Vorläufiger Höhepunkt war die Ermordung von El-Hadj Oumar Lamine Badji, eines führenden
Mitglieds der Regierungspartei, am 31. Dezember. Keines gewaltsamen Todes starb am 15. Januar
im Pariser Exil Abbé Augustin Diamacoune Senghor, der Gründer und bis September 2004
Generalsekretär der MFDC, der 78 Jahre alt wurde.
Insgesamt haben die Kämpfe etwa 17 000 Einwohner der Region zur Flucht gezwungen, großenteils
nach Gambia. Hintergrund des Konfliktes sind die regionalen Besonderheiten der Casamance. Etwa
60 Prozent der Bewohner gehören zum Volk der Diola. Anders als die Ethnien im Norden, und hier
nicht zuletzt die Wolof, die alleine 43,3 Prozent der senegalesischen Bevölkerung stellen, ist bei den
Diola und benachbarten Ethnien traditionell die größte politische Einheit das Dorf.
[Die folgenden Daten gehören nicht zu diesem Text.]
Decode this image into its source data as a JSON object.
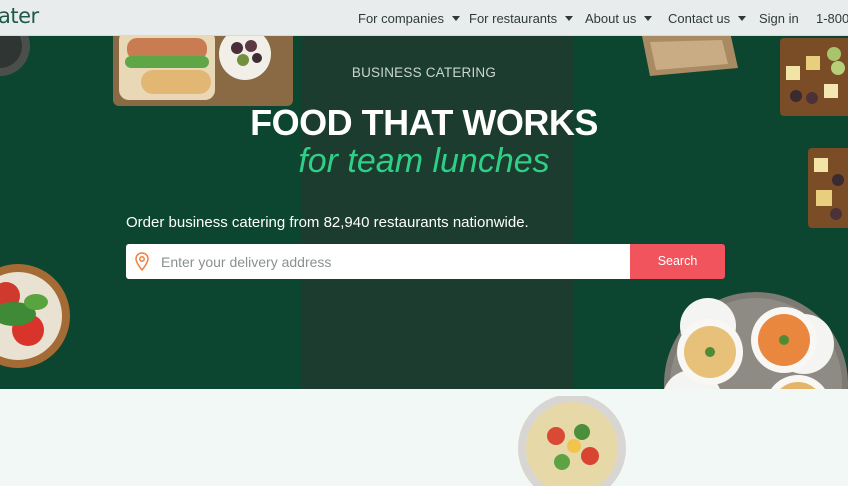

Die Casamance ist überdies der Teil des ansonsten muslimischen Senegals mit dem höchsten
Anteil an (katholischen) Christen und Animisten – zusammen etwa 25 Prozent. Von den
staatstragenden Wolof und anderen Völkern des Nordens werden sie abschätzig als Waldmenschen
betrachtet. Nach der Unabhängigkeitserklärung Senegals schickte die Regierung in Dakar denn
auch vor allem Funktionäre aus dem Norden in die Casamance. Die Forderung der Diola nach
politischer Eigenständigkeit fußt wesentlich auf dieser Erfahrung.
Unmittelbarer Auslöser dafür, dass die MFDC die Forderung nach Unabhängigkeit erhob und den
bewaffneten Kampf aufnahm, war die Ermordung von 25 Anhängern bei einer Protestdemonstration
in Ziguinchor am 18. Dezember 1983. Im Jahr darauf gründete die Bewegung ihren bewaffneten
Arm unter dem Diola-Namen Atika, der Pfeil. Der Kampf forderte einige hundert Menschenleben. Die
Erfolgschancen, der Casamance zur Unabhängigkeit zu verhelfen, waren trotz einer zumindest
politischen Unterstützung seitens Gambias und auch Guinea-Bissaus nie besonders groß. So kam
es nach der Übernahme der Präsidentschaft durch den langjährigen Oppositionschef Abdoulaye
Wade im Jahr 2000 zu Verhandlungen zwischen der MFDC und der Regierung. Ende 2004 wurde
ein Friedensabkommen unterzeichnet, das zwar die Amnestie für die Kämpfer und eine stärkere
Beachtung auch der ökonomischen Interessen der Region vorsieht, aber keineswegs ein nationales
Selbstbestimmungsrecht. Trotz des großen Wunsches der Zivilgesellschaft nach Frieden hat dieses
Abkommen keine endgültige Befriedung gebracht.